Dela via

Publicly available spam tool

  • Artikel

A colleague alerted me to a spamming tool available on the web at the following web URL:

https://verify-email. org

It's a page that allows someone to enter in an email address and it will tell you whether or not that email address is live.  In essence, this is the non-techy spammer way of checking for a valid RCPT TO address in the SMTP command.  If it comes back positive, the email address is live, and if it comes back negative, the email address is not and therefore the spammer can remove it off their list.

How do I know it's a spam tool?  Well, besides thinking of almost no legitimate uses for this web tool, the WHOIS information is suspicious.  The registrant lives in Moldova but has a phone number registered to a North American address.  Even if he screwed up and meant Maryland, the area code resolves to no actual area code in the United States.

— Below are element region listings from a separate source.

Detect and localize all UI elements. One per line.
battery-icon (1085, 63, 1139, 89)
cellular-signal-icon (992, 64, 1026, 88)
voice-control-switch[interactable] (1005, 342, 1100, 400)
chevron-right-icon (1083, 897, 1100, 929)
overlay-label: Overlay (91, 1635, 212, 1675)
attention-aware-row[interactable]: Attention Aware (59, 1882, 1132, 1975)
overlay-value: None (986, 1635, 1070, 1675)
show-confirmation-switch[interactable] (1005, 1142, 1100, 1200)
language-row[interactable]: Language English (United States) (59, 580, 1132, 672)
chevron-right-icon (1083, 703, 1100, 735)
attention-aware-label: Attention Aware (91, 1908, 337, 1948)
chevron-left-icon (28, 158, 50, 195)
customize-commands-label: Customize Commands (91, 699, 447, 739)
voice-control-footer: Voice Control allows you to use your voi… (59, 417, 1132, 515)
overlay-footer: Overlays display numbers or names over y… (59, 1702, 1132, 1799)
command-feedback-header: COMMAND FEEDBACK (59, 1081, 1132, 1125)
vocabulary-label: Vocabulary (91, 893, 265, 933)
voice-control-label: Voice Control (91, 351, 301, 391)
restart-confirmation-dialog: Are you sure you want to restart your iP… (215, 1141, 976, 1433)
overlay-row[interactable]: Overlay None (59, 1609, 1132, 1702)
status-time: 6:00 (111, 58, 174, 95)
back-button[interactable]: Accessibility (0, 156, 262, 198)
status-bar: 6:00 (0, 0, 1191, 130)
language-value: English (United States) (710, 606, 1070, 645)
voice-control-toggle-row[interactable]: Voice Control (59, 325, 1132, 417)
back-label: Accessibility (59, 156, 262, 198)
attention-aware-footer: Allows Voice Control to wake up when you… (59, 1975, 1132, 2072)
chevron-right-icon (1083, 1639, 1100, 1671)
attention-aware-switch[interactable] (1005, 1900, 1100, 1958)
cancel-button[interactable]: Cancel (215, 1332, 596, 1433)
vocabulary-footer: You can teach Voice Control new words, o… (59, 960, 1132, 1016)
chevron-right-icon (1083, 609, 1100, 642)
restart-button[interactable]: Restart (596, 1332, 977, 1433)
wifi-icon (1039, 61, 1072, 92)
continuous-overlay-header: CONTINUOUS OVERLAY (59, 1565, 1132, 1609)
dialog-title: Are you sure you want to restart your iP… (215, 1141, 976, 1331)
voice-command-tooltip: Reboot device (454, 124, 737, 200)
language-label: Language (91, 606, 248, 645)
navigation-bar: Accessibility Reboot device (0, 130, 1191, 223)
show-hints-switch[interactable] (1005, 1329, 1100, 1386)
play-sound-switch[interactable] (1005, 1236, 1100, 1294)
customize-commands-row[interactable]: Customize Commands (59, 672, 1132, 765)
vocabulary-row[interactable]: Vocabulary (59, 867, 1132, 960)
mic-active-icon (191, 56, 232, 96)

The site was created in July, so it's fairly new.  This in itself is not the clincher but combined with everything else, I think we can be rest assured that a spammer set up this page in order for himself (and possibly other spammers, I can't imagine why) to verify his spamming lists.

Comments

  • Anonymous
    October 15, 2007
    PingBack from http://www.artofbam.com/wordpress/?p=8826

  • Anonymous
    October 15, 2007
    The comment has been removed

  • Anonymous
    October 15, 2007
    > and if it comes back negative, the email address is > not and therefore the spammer can remove it off > their list. Huh?  Why would a spammer ever bother removing an old dead e-mail address from their list?  It's not as though the spammer had to pay for bounces. In the late 1990's I happened to glance at the SMTP log of a machine that I had used in the early 1990's, and noticed a bunch of spams addressed to an address that I had had in the early 1990's.  Obviously the bounces went to forged "from" addresses, helping irritate any of those victims whose addresses were still live. However, this spam tool could still be useful in searching for new e-mail addresses to add to a list.  I wonder if the occasional spates of received 0-length e-mails with partial headers had come from that tool. > phone number registered to a North American address [...] > resolves to no actual area code in the United States Umm, last I recall, there used to be some North American addresses whose area codes weren't in the United States...

  • Anonymous
    October 15, 2007
    The comment has been removed

  • Anonymous
    October 16, 2007
    > Huh?  Why would a spammer ever bother removing an > old dead e-mail address from their list?  It's not > as though the spammer had to pay for bounces. Sending mail to live addresses makes sense for the spammer.

  1. You have to send out fewer mails.  Less mails means less chance of detection.
  2. You can append multiple good lists together, they can command a higher premium in the underground economy.

  • Anonymous
    October 16, 2007
    The comment has been removed

  • Anonymous
    October 17, 2007
    Since there's been no more news, today I took the risk of looking at the site itself.  Just by looking at the site itself there isn't any way to prove whether it's honest or not, but I didn't see any obvious problem with it.  Furthermore they conduct sales through a partner located in the US.  The US has its share of operations like "Russian Business Network", or maybe more than its share, but still this one doesn't look obviously suspicious. I tried two experiments with e-mail addresses which I think probably don't exist.  In one case, a very famous multinational spam operator (a big famous spam provider in both Japan and the US) confirmed that the queried address doesn't exist.  In the other case, a big famous ordinary company, which I have not observed any problems with, confirmed that the queried address exists!  I'm guessing that the latter company probably gives a positive answer to everything in order to avoid assisting spammers.

  • Anonymous
    October 18, 2007
    The same day Terry and I discussed this site, I created a new email address specifically to test it. Since then, I've received 11 spams at that address in three days, all through zombies, and all from some nice folks who want to help me sell my timeshare or give me a payday advance. As if we needed any further evidence, he's also selling the PHP script that runs it for only $24.95. The Buy Now link takes you to a buy page at plimus.com, and informs you that for support issues regarding Email Verification PHP Script, you should write to contacts@email-unlimited.com (AKA Live Software, author of various bulk emailing products). One of the touted features of their software is "Send 30000 emails weekly and never be convicted of spamming." Any further questions? <g>

  • Anonymous
    October 18, 2007
    > Since then, I've received 11 spams at that address > in three days By itself that doesn't mean much. When I created a Yahoo US e-mail account, but had not used it yet, it started off with two spams in its inbox.  Therefore I never even started using it for its intended purpose as a regularly used e-mail accout, though now I occasionally use it for some other purpose. Your other paragraphs are pretty informative though.